En las salas de espera


Hace años nos enterábamos en qué trabajaba la persona que teníamos a nuestro lado. Empezábamos hablando del tiempo y terminábamos descubriendo si había nacido en San Mateo o si odiaba las habichuelas. Hablábamos para romper ese silencio incómodo que se crea cuando dos desconocidos están sentados, uno al lado del otro. Ahora se mira al móvil. En una sala de espera nadie habla con el que tiene a su lado. Se revisa mensajes viejos o noticias que ya se han visto para evitar que tus ojos se crucen con otros ojos a los que no sabes qué decirles. Ni los más pequeños juegan con los juguetes de segunda mano que decoran la esquina de la consulta. Ellos, o miran sus tabletas o inspeccionan de reojo la pantalla del adulto al que acompañan. Una médica, me decía no hace mucho, que recuerda ver en las salas de espera a las mujeres haciendo ganchillo y compartiendo sus labores unas con otras. Las revistas ya no se tocan. Cuando estoy en una sala de espera, levanto la vista y miro fijamente al que tengo delante.
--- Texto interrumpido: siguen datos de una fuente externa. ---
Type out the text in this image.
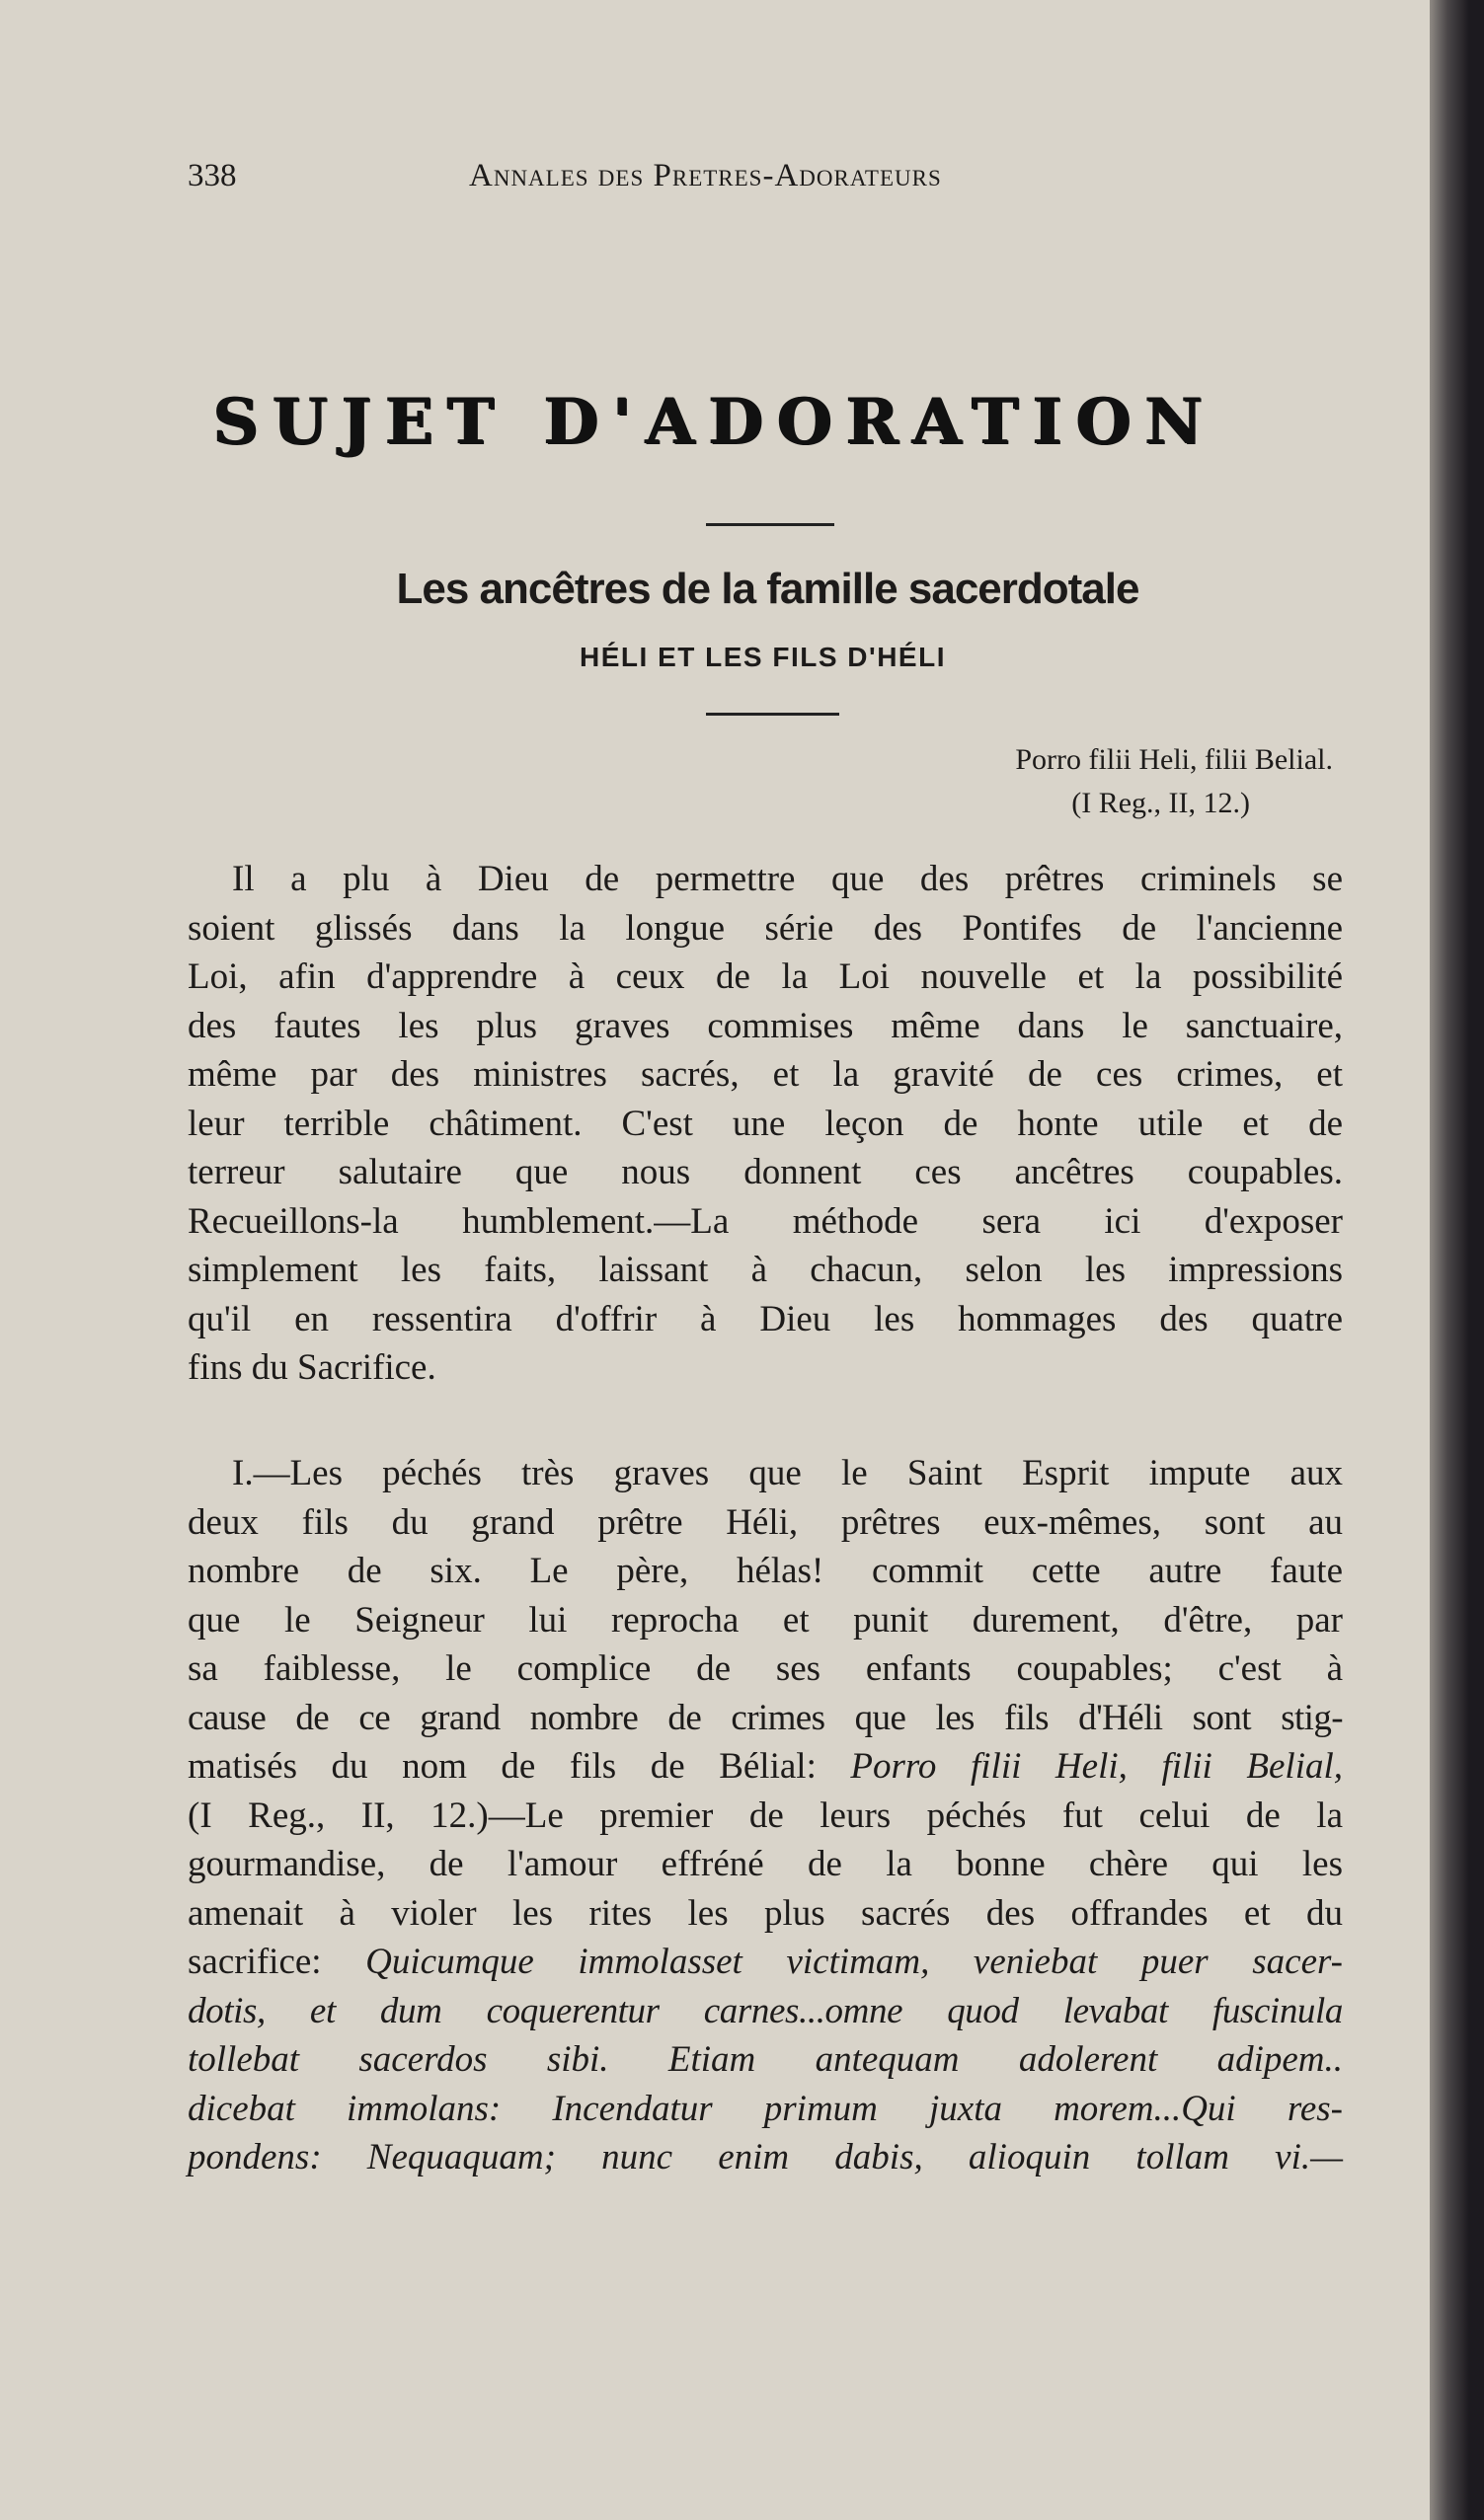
338	Annales des Pretres-Adorateurs
SUJET D'ADORATION
Les ancêtres de la famille sacerdotale
HÉLI ET LES FILS D'HÉLI
Porro filii Heli, filii Belial.
(I Reg., II, 12.)

Il a plu à Dieu de permettre que des prêtres criminels se
soient glissés dans la longue série des Pontifes de l'ancienne
Loi, afin d'apprendre à ceux de la Loi nouvelle et la possibilité
des fautes les plus graves commises même dans le sanctuaire,
même par des ministres sacrés, et la gravité de ces crimes, et
leur terrible châtiment. C'est une leçon de honte utile et de
terreur salutaire que nous donnent ces ancêtres coupables.
Recueillons-la humblement.—La méthode sera ici d'exposer
simplement les faits, laissant à chacun, selon les impressions
qu'il en ressentira d'offrir à Dieu les hommages des quatre
fins du Sacrifice.

I.—Les péchés très graves que le Saint Esprit impute aux
deux fils du grand prêtre Héli, prêtres eux-mêmes, sont au
nombre de six. Le père, hélas! commit cette autre faute
que le Seigneur lui reprocha et punit durement, d'être, par
sa faiblesse, le complice de ses enfants coupables; c'est à
cause de ce grand nombre de crimes que les fils d'Héli sont stig-
matisés du nom de fils de Bélial: Porro filii Heli, filii Belial,
(I Reg., II, 12.)—Le premier de leurs péchés fut celui de la
gourmandise, de l'amour effréné de la bonne chère qui les
amenait à violer les rites les plus sacrés des offrandes et du
sacrifice: Quicumque immolasset victimam, veniebat puer sacer-
dotis, et dum coquerentur carnes...omne quod levabat fuscinula
tollebat sacerdos sibi. Etiam antequam adolerent adipem..
dicebat immolans: Incendatur primum juxta morem...Qui res-
pondens: Nequaquam; nunc enim dabis, alioquin tollam vi.—
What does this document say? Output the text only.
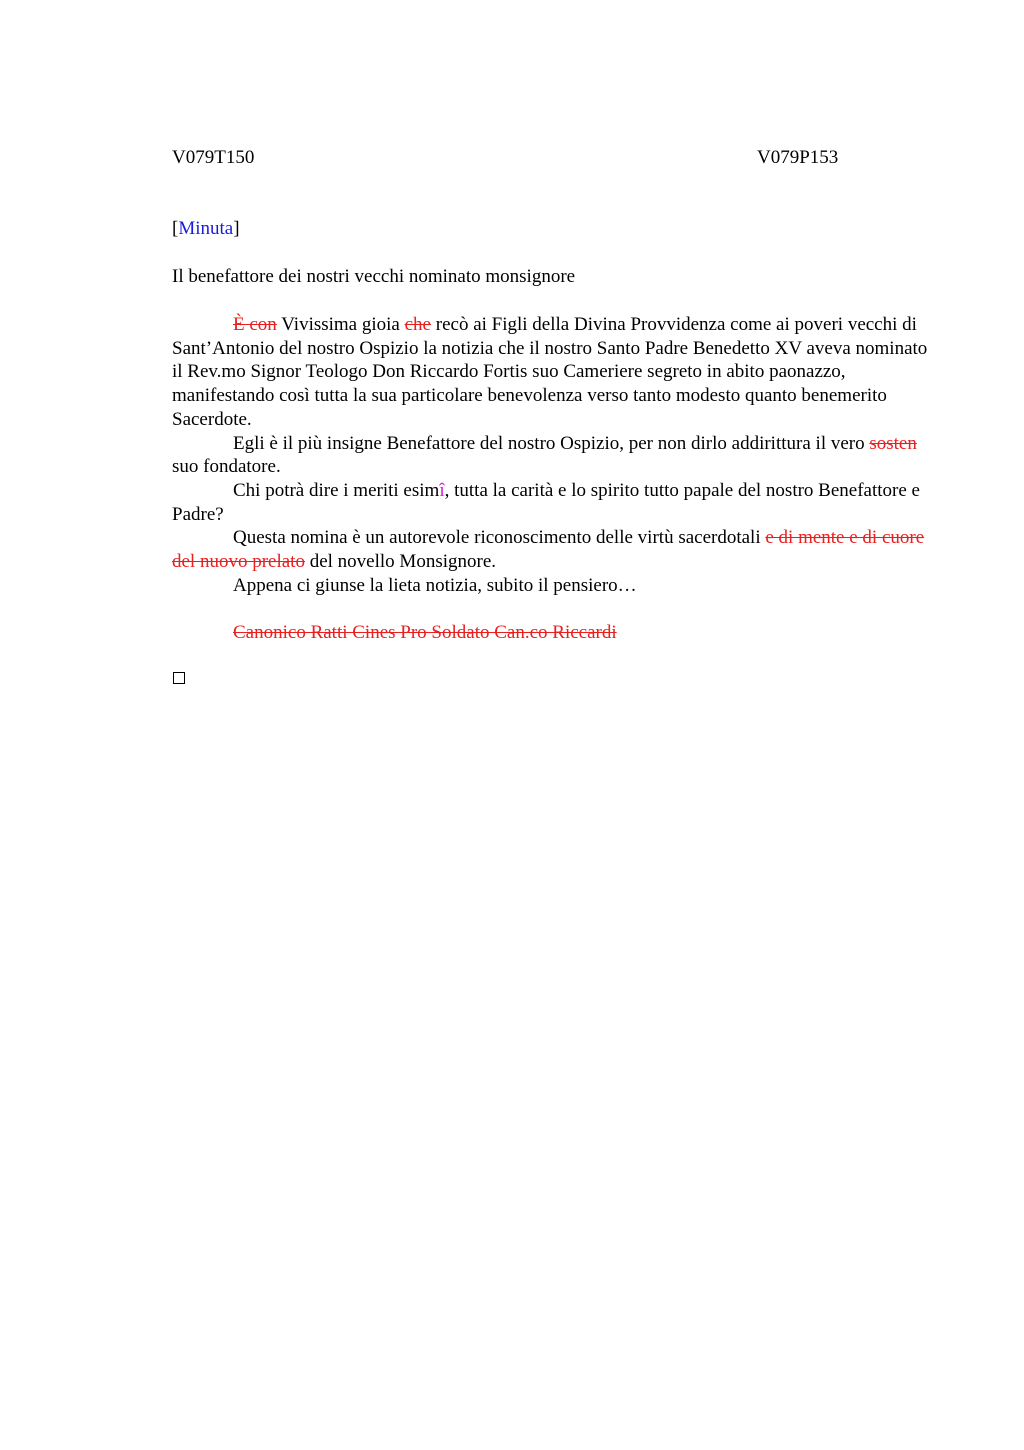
V079T150	V079P153
[Minuta]
Il benefattore dei nostri vecchi nominato monsignore

È con Vivissima gioia che recò ai Figli della Divina Provvidenza come ai poveri vecchi di Sant’Antonio del nostro Ospizio la notizia che il nostro Santo Padre Benedetto XV aveva nominato il Rev.mo Signor Teologo Don Riccardo Fortis suo Cameriere segreto in abito paonazzo, manifestando così tutta la sua particolare benevolenza verso tanto modesto quanto benemerito Sacerdote.

Egli è il più insigne Benefattore del nostro Ospizio, per non dirlo addirittura il vero sosten suo fondatore.

Chi potrà dire i meriti esimî, tutta la carità e lo spirito tutto papale del nostro Benefattore e Padre?

Questa nomina è un autorevole riconoscimento delle virtù sacerdotali e di mente e di cuore del nuovo prelato del novello Monsignore.

Appena ci giunse la lieta notizia, subito il pensiero…

Canonico Ratti Cines Pro Soldato Can.co Riccardi
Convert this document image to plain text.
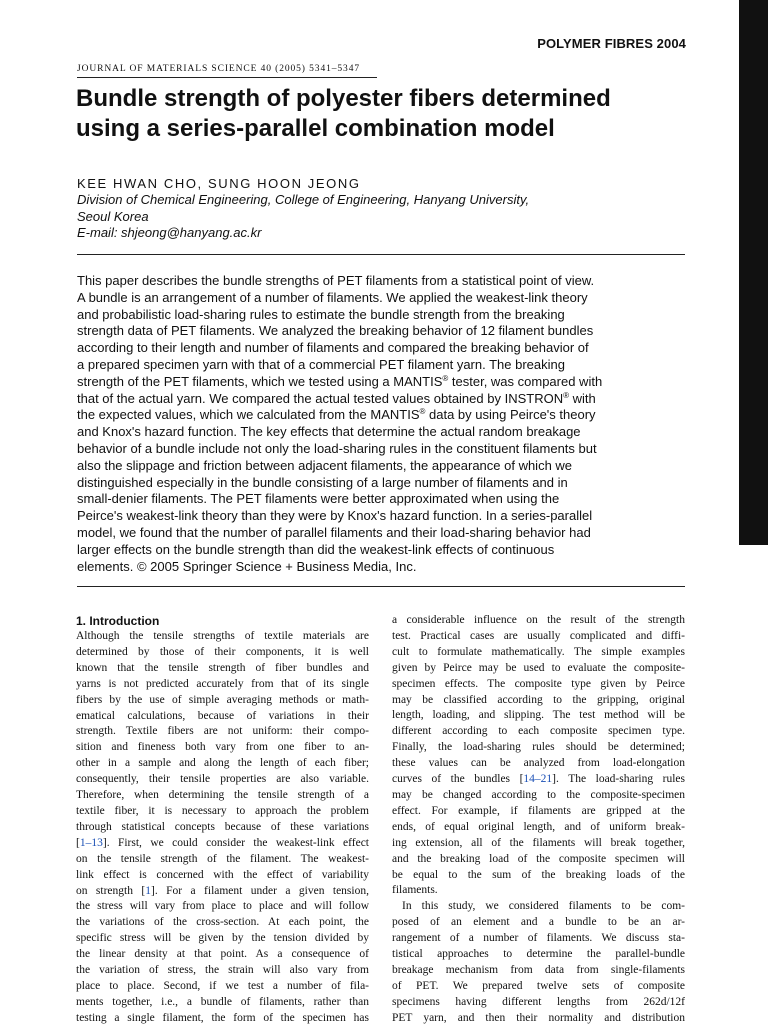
POLYMER FIBRES 2004
JOURNAL OF MATERIALS SCIENCE 40 (2005) 5341–5347
Bundle strength of polyester fibers determined
using a series-parallel combination model
KEE HWAN CHO, SUNG HOON JEONG
Division of Chemical Engineering, College of Engineering, Hanyang University,
Seoul Korea
E-mail: shjeong@hanyang.ac.kr
This paper describes the bundle strengths of PET filaments from a statistical point of view.
A bundle is an arrangement of a number of filaments. We applied the weakest-link theory
and probabilistic load-sharing rules to estimate the bundle strength from the breaking
strength data of PET filaments. We analyzed the breaking behavior of 12 filament bundles
according to their length and number of filaments and compared the breaking behavior of
a prepared specimen yarn with that of a commercial PET filament yarn. The breaking
strength of the PET filaments, which we tested using a MANTIS® tester, was compared with
that of the actual yarn. We compared the actual tested values obtained by INSTRON® with
the expected values, which we calculated from the MANTIS® data by using Peirce's theory
and Knox's hazard function. The key effects that determine the actual random breakage
behavior of a bundle include not only the load-sharing rules in the constituent filaments but
also the slippage and friction between adjacent filaments, the appearance of which we
distinguished especially in the bundle consisting of a large number of filaments and in
small-denier filaments. The PET filaments were better approximated when using the
Peirce's weakest-link theory than they were by Knox's hazard function. In a series-parallel
model, we found that the number of parallel filaments and their load-sharing behavior had
larger effects on the bundle strength than did the weakest-link effects of continuous
elements. © 2005 Springer Science + Business Media, Inc.
1. Introduction
Although the tensile strengths of textile materials are
determined by those of their components, it is well
known that the tensile strength of fiber bundles and
yarns is not predicted accurately from that of its single
fibers by the use of simple averaging methods or math-
ematical calculations, because of variations in their
strength. Textile fibers are not uniform: their compo-
sition and fineness both vary from one fiber to an-
other in a sample and along the length of each fiber;
consequently, their tensile properties are also variable.
Therefore, when determining the tensile strength of a
textile fiber, it is necessary to approach the problem
through statistical concepts because of these variations
[1–13]. First, we could consider the weakest-link effect
on the tensile strength of the filament. The weakest-
link effect is concerned with the effect of variability
on strength [1]. For a filament under a given tension,
the stress will vary from place to place and will follow
the variations of the cross-section. At each point, the
specific stress will be given by the tension divided by
the linear density at that point. As a consequence of
the variation of stress, the strain will also vary from
place to place. Second, if we test a number of fila-
ments together, i.e., a bundle of filaments, rather than
testing a single filament, the form of the specimen has
a considerable influence on the result of the strength
test. Practical cases are usually complicated and diffi-
cult to formulate mathematically. The simple examples
given by Peirce may be used to evaluate the composite-
specimen effects. The composite type given by Peirce
may be classified according to the gripping, original
length, loading, and slipping. The test method will be
different according to each composite specimen type.
Finally, the load-sharing rules should be determined;
these values can be analyzed from load-elongation
curves of the bundles [14–21]. The load-sharing rules
may be changed according to the composite-specimen
effect. For example, if filaments are gripped at the
ends, of equal original length, and of uniform break-
ing extension, all of the filaments will break together,
and the breaking load of the composite specimen will
be equal to the sum of the breaking loads of the
filaments.
In this study, we considered filaments to be com-
posed of an element and a bundle to be an ar-
rangement of a number of filaments. We discuss sta-
tistical approaches to determine the parallel-bundle
breakage mechanism from data from single-filaments
of PET. We prepared twelve sets of composite
specimens having different lengths from 262d/12f
PET yarn, and then their normality and distribution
Me doy cuenta de los zapatos que lleva puestos, si va conjuntado, en su peinado. Hago muecas.  Casi puede pensar que lo estoy provocando. Pero ni se inmuta. Cuántas conversaciones se están perdiendo por desconectarnos de lo que tenemos delante. Los problemas seguirán pesando porque no los aligeramos al compartirlos con otros que viven lo mismo que nosotros. En las salas de espera ya no descubres ningún secreto de tu vecino ni surge la posibilidad de comenzar una amistad con algún desconocido. Te sientas, y te haces invisible con el móvil en la mano.